The system enables the centralization of georeferenced data in a single location. It utilices a map server, such as Geoserver, through its REST API via a Python backend. Georeferenced layers are ingested serverlessly using GDAL and OGR tools. Vector layers are stored in RDS, while raster layers are stored in Amazon S3. The system is cloud-native, designed and implemented to scale on demand.
Main Features
Support for Numerous Formats
Thanks to the use of native geospatial image processing tools like OGR and GDAL, we support virtually all geospatial data formats.
User Transparency
Users interact through a web interface using a request-based system where they upload the layers they consider necessary. Once approved by an administrator, the layers are processed and made accessible to others.
Integration with Other Tools
Compatible with desktop tools like QGIS and ArcGIS. Also supports web visualization tools such as OpenLayers, Leaflet, MapStore, GeoServer, and more.
Group Based Layer Visualizacion Rescriction
Layer visibility can be restricted to certain user groups, allowing for a single system to host all the data while providing access granularly based on specific needs.
Load, Transformation and Automatic Georeferenced Layers Publishing
The tool allows the creation and connection of a centralized source of geospatial data with multiple tools, automating the ingestion process and making its use accessible to the average user.

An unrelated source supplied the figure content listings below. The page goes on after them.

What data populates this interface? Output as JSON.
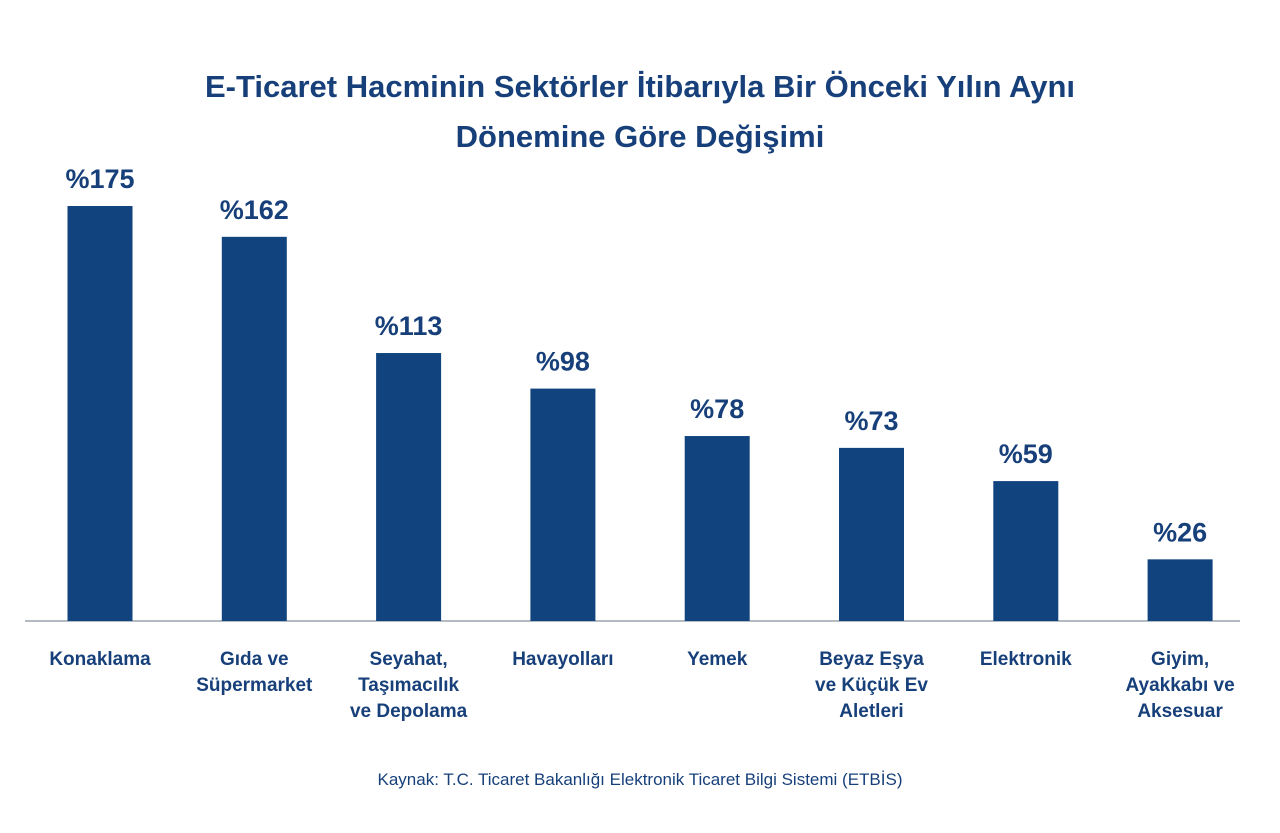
{
  "title_line1": "E-Ticaret Hacminin Sektörler İtibarıyla Bir Önceki Yılın Aynı",
  "title_line2": "Dönemine Göre Değişimi",
  "source": "Kaynak: T.C. Ticaret Bakanlığı Elektronik Ticaret Bilgi Sistemi (ETBİS)",
  "colors": {
    "bar": "#11447f",
    "text": "#17407a",
    "axis": "#9aa3ad"
  },
  "chart_data": {
    "type": "bar",
    "title": "E-Ticaret Hacminin Sektörler İtibarıyla Bir Önceki Yılın Aynı Dönemine Göre Değişimi",
    "categories": [
      [
        "Konaklama"
      ],
      [
        "Gıda ve",
        "Süpermarket"
      ],
      [
        "Seyahat,",
        "Taşımacılık",
        "ve Depolama"
      ],
      [
        "Havayolları"
      ],
      [
        "Yemek"
      ],
      [
        "Beyaz Eşya",
        "ve Küçük Ev",
        "Aletleri"
      ],
      [
        "Elektronik"
      ],
      [
        "Giyim,",
        "Ayakkabı ve",
        "Aksesuar"
      ]
    ],
    "values": [
      175,
      162,
      113,
      98,
      78,
      73,
      59,
      26
    ],
    "value_labels": [
      "%175",
      "%162",
      "%113",
      "%98",
      "%78",
      "%73",
      "%59",
      "%26"
    ],
    "ylim": [
      0,
      175
    ],
    "grid": false,
    "legend": "none"
  }
}
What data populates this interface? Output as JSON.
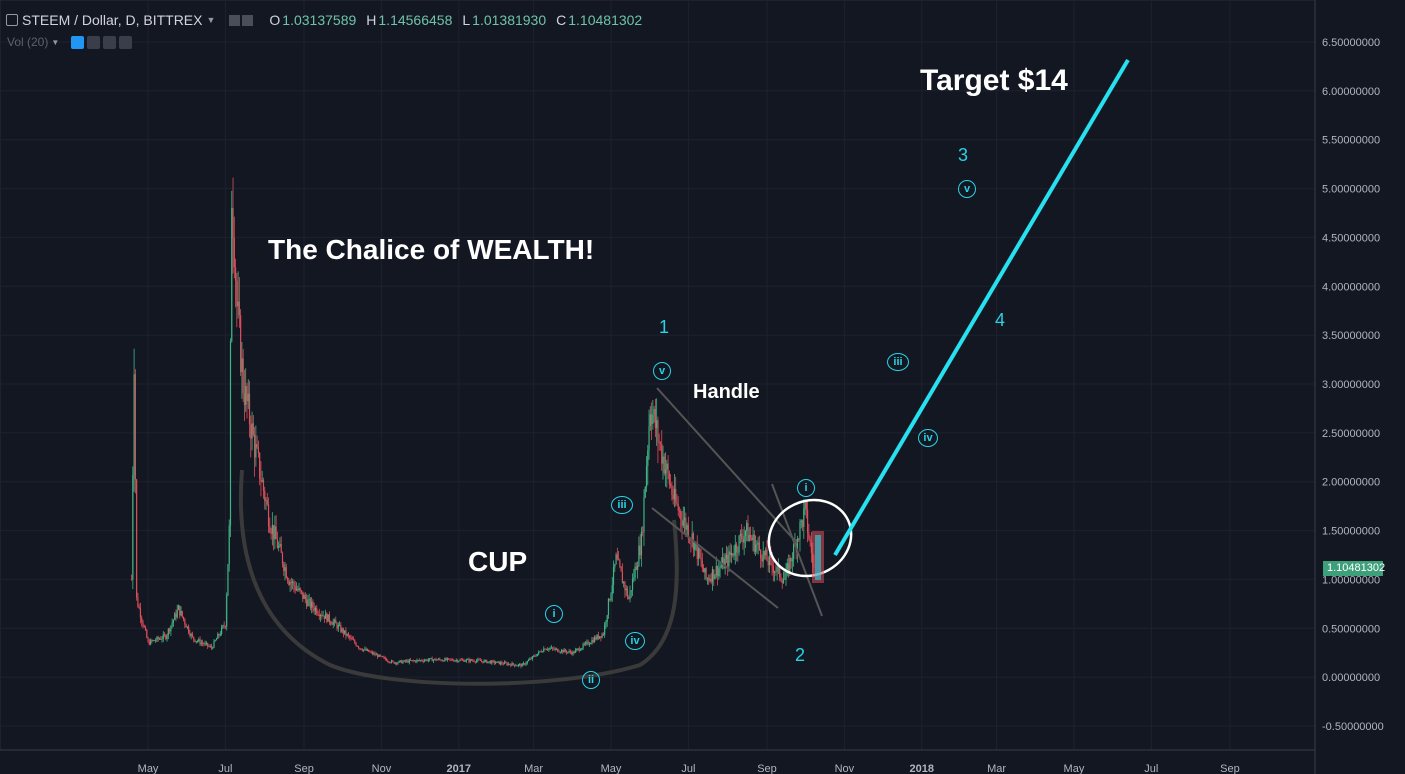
{
  "header": {
    "symbol": "STEEM / Dollar, D, BITTREX",
    "o_label": "O",
    "o_value": "1.03137589",
    "h_label": "H",
    "h_value": "1.14566458",
    "l_label": "L",
    "l_value": "1.01381930",
    "c_label": "C",
    "c_value": "1.10481302",
    "volume_label": "Vol (20)"
  },
  "price_tag": "1.10481302",
  "annotations": {
    "title": "The Chalice of WEALTH!",
    "cup": "CUP",
    "handle": "Handle",
    "target": "Target $14",
    "wave_1": "1",
    "wave_2": "2",
    "wave_3": "3",
    "wave_4": "4",
    "sub_v_top": "v",
    "sub_v_right": "v",
    "sub_i_left": "i",
    "sub_i_right": "i",
    "sub_ii": "ii",
    "sub_iii_left": "iii",
    "sub_iii_right": "iii",
    "sub_iv_left": "iv",
    "sub_iv_right": "iv"
  },
  "colors": {
    "background": "#131722",
    "up": "#3fb585",
    "down": "#e04e5a",
    "projection": "#27e0f0",
    "drawing": "#3d3d3d"
  },
  "chart_data": {
    "type": "candlestick",
    "y_ticks": [
      "6.50000000",
      "6.00000000",
      "5.50000000",
      "5.00000000",
      "4.50000000",
      "4.00000000",
      "3.50000000",
      "3.00000000",
      "2.50000000",
      "2.00000000",
      "1.50000000",
      "1.00000000",
      "0.50000000",
      "0.00000000",
      "-0.50000000"
    ],
    "ylim": [
      -0.5,
      6.5
    ],
    "x_ticks": [
      "May",
      "Jul",
      "Sep",
      "Nov",
      "2017",
      "Mar",
      "May",
      "Jul",
      "Sep",
      "Nov",
      "2018",
      "Mar",
      "May",
      "Jul",
      "Sep"
    ],
    "series": [
      {
        "values": [
          [
            "2016-04-18",
            1.0
          ],
          [
            "2016-04-20",
            3.3
          ],
          [
            "2016-04-22",
            0.8
          ],
          [
            "2016-05-01",
            0.35
          ],
          [
            "2016-05-15",
            0.42
          ],
          [
            "2016-05-25",
            0.7
          ],
          [
            "2016-06-05",
            0.4
          ],
          [
            "2016-06-20",
            0.3
          ],
          [
            "2016-07-01",
            0.55
          ],
          [
            "2016-07-04",
            1.5
          ],
          [
            "2016-07-06",
            5.0
          ],
          [
            "2016-07-08",
            4.5
          ],
          [
            "2016-07-10",
            3.8
          ],
          [
            "2016-07-15",
            3.0
          ],
          [
            "2016-07-25",
            2.3
          ],
          [
            "2016-08-05",
            1.6
          ],
          [
            "2016-08-20",
            1.0
          ],
          [
            "2016-09-05",
            0.75
          ],
          [
            "2016-09-25",
            0.55
          ],
          [
            "2016-10-15",
            0.3
          ],
          [
            "2016-11-10",
            0.15
          ],
          [
            "2016-12-10",
            0.18
          ],
          [
            "2017-01-15",
            0.17
          ],
          [
            "2017-02-20",
            0.12
          ],
          [
            "2017-03-10",
            0.3
          ],
          [
            "2017-04-01",
            0.25
          ],
          [
            "2017-04-25",
            0.45
          ],
          [
            "2017-05-05",
            1.2
          ],
          [
            "2017-05-15",
            0.8
          ],
          [
            "2017-05-25",
            1.4
          ],
          [
            "2017-06-01",
            2.8
          ],
          [
            "2017-06-08",
            2.4
          ],
          [
            "2017-06-20",
            1.8
          ],
          [
            "2017-07-05",
            1.4
          ],
          [
            "2017-07-15",
            1.0
          ],
          [
            "2017-08-01",
            1.2
          ],
          [
            "2017-08-15",
            1.5
          ],
          [
            "2017-09-01",
            1.2
          ],
          [
            "2017-09-15",
            1.0
          ],
          [
            "2017-10-01",
            1.7
          ],
          [
            "2017-10-08",
            1.1
          ]
        ]
      }
    ]
  }
}
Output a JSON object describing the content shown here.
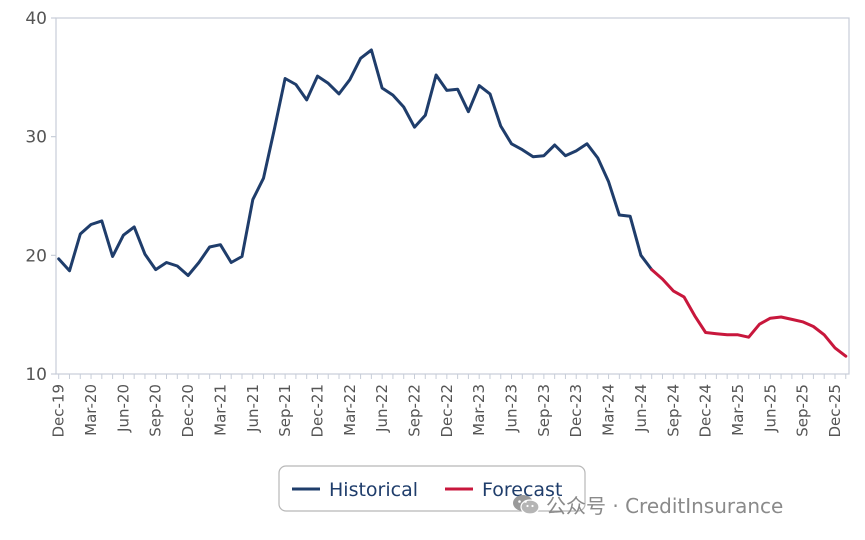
{
  "chart_data": {
    "type": "line",
    "title": "",
    "xlabel": "",
    "ylabel": "",
    "ylim": [
      10,
      40
    ],
    "yticks": [
      10,
      20,
      30,
      40
    ],
    "grid": false,
    "legend_position": "bottom",
    "x_tick_labels": [
      "Dec-19",
      "Mar-20",
      "Jun-20",
      "Sep-20",
      "Dec-20",
      "Mar-21",
      "Jun-21",
      "Sep-21",
      "Dec-21",
      "Mar-22",
      "Jun-22",
      "Sep-22",
      "Dec-22",
      "Mar-23",
      "Jun-23",
      "Sep-23",
      "Dec-23",
      "Mar-24",
      "Jun-24",
      "Sep-24",
      "Dec-24",
      "Mar-25",
      "Jun-25",
      "Sep-25",
      "Dec-25"
    ],
    "series": [
      {
        "name": "Historical",
        "color": "#1f3d6b",
        "x": [
          "Dec-19",
          "Jan-20",
          "Feb-20",
          "Mar-20",
          "Apr-20",
          "May-20",
          "Jun-20",
          "Jul-20",
          "Aug-20",
          "Sep-20",
          "Oct-20",
          "Nov-20",
          "Dec-20",
          "Jan-21",
          "Feb-21",
          "Mar-21",
          "Apr-21",
          "May-21",
          "Jun-21",
          "Jul-21",
          "Aug-21",
          "Sep-21",
          "Oct-21",
          "Nov-21",
          "Dec-21",
          "Jan-22",
          "Feb-22",
          "Mar-22",
          "Apr-22",
          "May-22",
          "Jun-22",
          "Jul-22",
          "Aug-22",
          "Sep-22",
          "Oct-22",
          "Nov-22",
          "Dec-22",
          "Jan-23",
          "Feb-23",
          "Mar-23",
          "Apr-23",
          "May-23",
          "Jun-23",
          "Jul-23",
          "Aug-23",
          "Sep-23",
          "Oct-23",
          "Nov-23",
          "Dec-23",
          "Jan-24",
          "Feb-24",
          "Mar-24",
          "Apr-24",
          "May-24",
          "Jun-24",
          "Jul-24"
        ],
        "values": [
          19.7,
          18.7,
          21.8,
          22.6,
          22.9,
          19.9,
          21.7,
          22.4,
          20.1,
          18.8,
          19.4,
          19.1,
          18.3,
          19.4,
          20.7,
          20.9,
          19.4,
          19.9,
          24.7,
          26.5,
          30.6,
          34.9,
          34.4,
          33.1,
          35.1,
          34.5,
          33.6,
          34.8,
          36.6,
          37.3,
          34.1,
          33.5,
          32.5,
          30.8,
          31.8,
          35.2,
          33.9,
          34.0,
          32.1,
          34.3,
          33.6,
          30.9,
          29.4,
          28.9,
          28.3,
          28.4,
          29.3,
          28.4,
          28.8,
          29.4,
          28.2,
          26.2,
          23.4,
          23.3,
          20.0,
          18.8
        ]
      },
      {
        "name": "Forecast",
        "color": "#c8173c",
        "x": [
          "Jul-24",
          "Aug-24",
          "Sep-24",
          "Oct-24",
          "Nov-24",
          "Dec-24",
          "Jan-25",
          "Feb-25",
          "Mar-25",
          "Apr-25",
          "May-25",
          "Jun-25",
          "Jul-25",
          "Aug-25",
          "Sep-25",
          "Oct-25",
          "Nov-25",
          "Dec-25",
          "Jan-26"
        ],
        "values": [
          18.8,
          18.0,
          17.0,
          16.5,
          14.9,
          13.5,
          13.4,
          13.3,
          13.3,
          13.1,
          14.2,
          14.7,
          14.8,
          14.6,
          14.4,
          14.0,
          13.3,
          12.2,
          11.5
        ]
      }
    ]
  },
  "watermark": {
    "icon": "wechat-icon",
    "text": "公众号 · CreditInsurance"
  }
}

Vector Layer Ingestion in OGR Containers
For the ingestion of vector layers, a containerized service is launched, adjusting resource capacity as needed. In the case of vector layers, OGR is used to ingest them into a PostgreSQL database running PostGIS, enabling geospatial operations on the stored data. Both the execution container and the database are hosted in the cloud.

Optimezed Storage of Rasters in the Cloud
Uploaded rasters are stored in AWS S3, after having been converted to COG format, optimizing the cloud and operational costs. A containerized service in the cloud using GDAL tools is responsible of the transformations.

Hierarchical Organization
The system allows a hierarchical organiation of the data by user groups, provider/project, layer groups ans subgroups.